The judgment and order stem from a lawsuit filed by the U.S. Department of Labor’s Employee Benefits Security Administration. The administration had initiated an investigation into the company and owner reportedly failing to pay required fringe benefits to the plan and violating fiduciary duties under the Employee Retirement Income Security Act by not administering the plan in the best interest of participating workers.

A judge ruled that Explore General was required to pay its employees an hourly prevailing wage rate, including a fringe benefit for every participant by way of contributions to the retirement, when the company was contracted for work on projects that were being financed by government agencies. These agencies paid the company in full for the work completed, including the fringe benefit amounts, and Explore General certified that it was sending said fringe benefits to the plan. The money, however, was used instead for general operating expenses, and over 300,000 dollars was not remitted to the retirement plan. The judge’s order includes the restoration of 519,601 dollars to the 401(k) plan and a requirement for the company to restore lost earnings for the plan.

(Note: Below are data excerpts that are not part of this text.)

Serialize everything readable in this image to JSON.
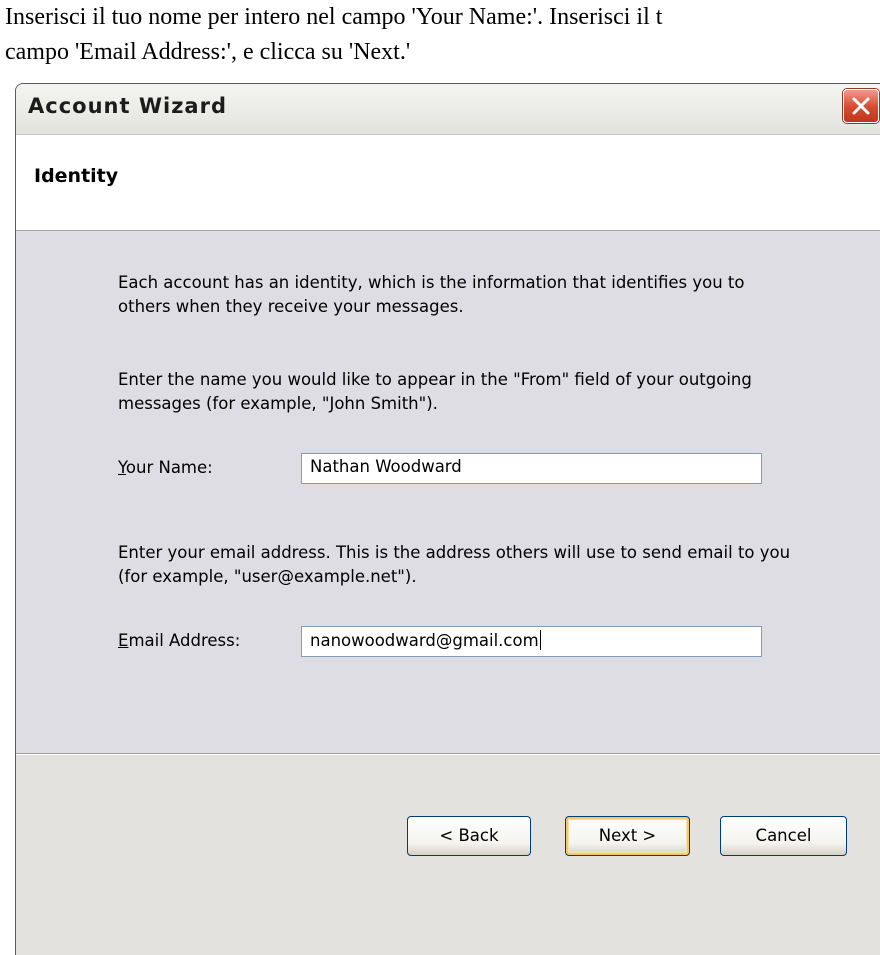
{
  "instruction": {
    "line1": "Inserisci il tuo nome per intero nel campo 'Your Name:'. Inserisci il t",
    "line2": "campo 'Email Address:', e clicca su 'Next.'"
  },
  "window": {
    "title": "Account Wizard",
    "close_icon": "close-icon"
  },
  "header": {
    "title": "Identity"
  },
  "content": {
    "intro": "Each account has an identity, which is the information that identifies you to others when they receive your messages.",
    "name_instruction": "Enter the name you would like to appear in the \"From\" field of your outgoing messages (for example, \"John Smith\").",
    "name_label_accel": "Y",
    "name_label_rest": "our Name:",
    "name_value": "Nathan Woodward",
    "email_instruction": "Enter your email address. This is the address others will use to send email to you (for example, \"user@example.net\").",
    "email_label_accel": "E",
    "email_label_rest": "mail Address:",
    "email_value": "nanowoodward@gmail.com"
  },
  "buttons": {
    "back": "< Back",
    "next": "Next >",
    "cancel": "Cancel"
  },
  "colors": {
    "close_button": "#d5492f",
    "content_bg": "#dedde3",
    "default_button_highlight": "#f5c86a"
  }
}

The Employee Retirement Income Security Act of 1974 is a law intended to provide protection for individuals participating in voluntarily established pension and health plans in private industry. It requires that plans supply plan information to participants detailing plan features and funding. The Act further provides fiduciary responsibilities for people who manage and control plan assets, requires plans to offer a complaint and appeals process for participants to receive benefits from their plans, and allows participants the right to sue for benefits or any possible breaches of fiduciary duties.

The Act does not generally cover group health plans established or maintained by government businesses, churches for employees or plans maintained only for complying with applicable workers’ compensation, unemployment or disability laws. Plans maintained outside of the U.S. for the benefit of nonresident aliens and unfunded excess benefit plans are likewise not covered.

“Retirement savings are a vital part of ensuring a steady income after we leave the workforce, which is a key reason that Congress chose to give them special protections,” Phyllis C. Borzi, Assistant Secretary of Labor for Employee Benefits Security, said in a press release. “Unfortunately, the individuals entrusted with protecting this plan violated those safeguards.”

The case involving Explore General, Inc. and its former owner/president is part of the Employee Benefits Security Administration’s national enforcement initiative to protect workers’ pension and health benefit plans. The Department of Labor’s regional solicitor in San Francisco, CA, litigated the case.